Assassin’s Creed Origins marque l’une des plus grandes ruptures de toute la franchise. Après une année sans nouvel épisode principal, Ubisoft revient en 2017 avec une formule profondément reconstruite : monde beaucoup plus vaste, quêtes secondaires plus structurées, niveaux, raretés d’équipement, nouveau système de combat et exploration moins dépendante des anciennes tours de synchronisation.
Ce dossier du Pilier 6 — Jeux & Épisodes analyse l’épisode comme un ensemble : Bayek, l’Égypte ptolémaïque, Senu, le virage RPG, la naissance des Hidden Ones et la manière dont Origins redéfinit ce qu’un jeu Assassin’s Creed peut être. Pour replacer cet épisode dans l’ordre de sortie, revenez au hub Jeux Assassin’s Creed.
Origins en bref
L’action se déroule principalement en Égypte à la fin de la période ptolémaïque, autour de 49 av. J.-C. Le joueur incarne Bayek de Siwa, Medjay entraîné qui poursuit les responsables d’un drame personnel avant de découvrir un conflit politique et secret beaucoup plus large.

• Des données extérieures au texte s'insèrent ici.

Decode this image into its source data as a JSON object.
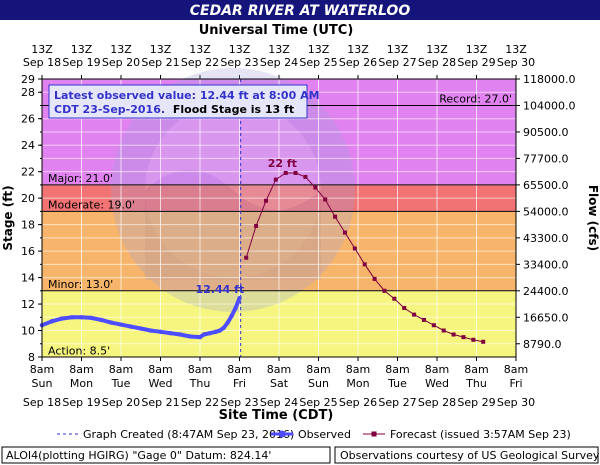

Cette quête conduit progressivement Bayek et Aya à poser les bases d’une organisation qui deviendra les Hidden Ones, ancêtres directs de la Confrérie des Assassins.
Bayek : un protagoniste au cœur de la refondation
Bayek combine plusieurs rôles : protecteur, enquêteur, guerrier et homme marqué par le deuil. Sa relation avec les habitants donne au monde une dimension plus humaine que celle d’un simple terrain d’activités. Les quêtes secondaires permettent souvent de le voir agir comme Medjay au service de communautés locales.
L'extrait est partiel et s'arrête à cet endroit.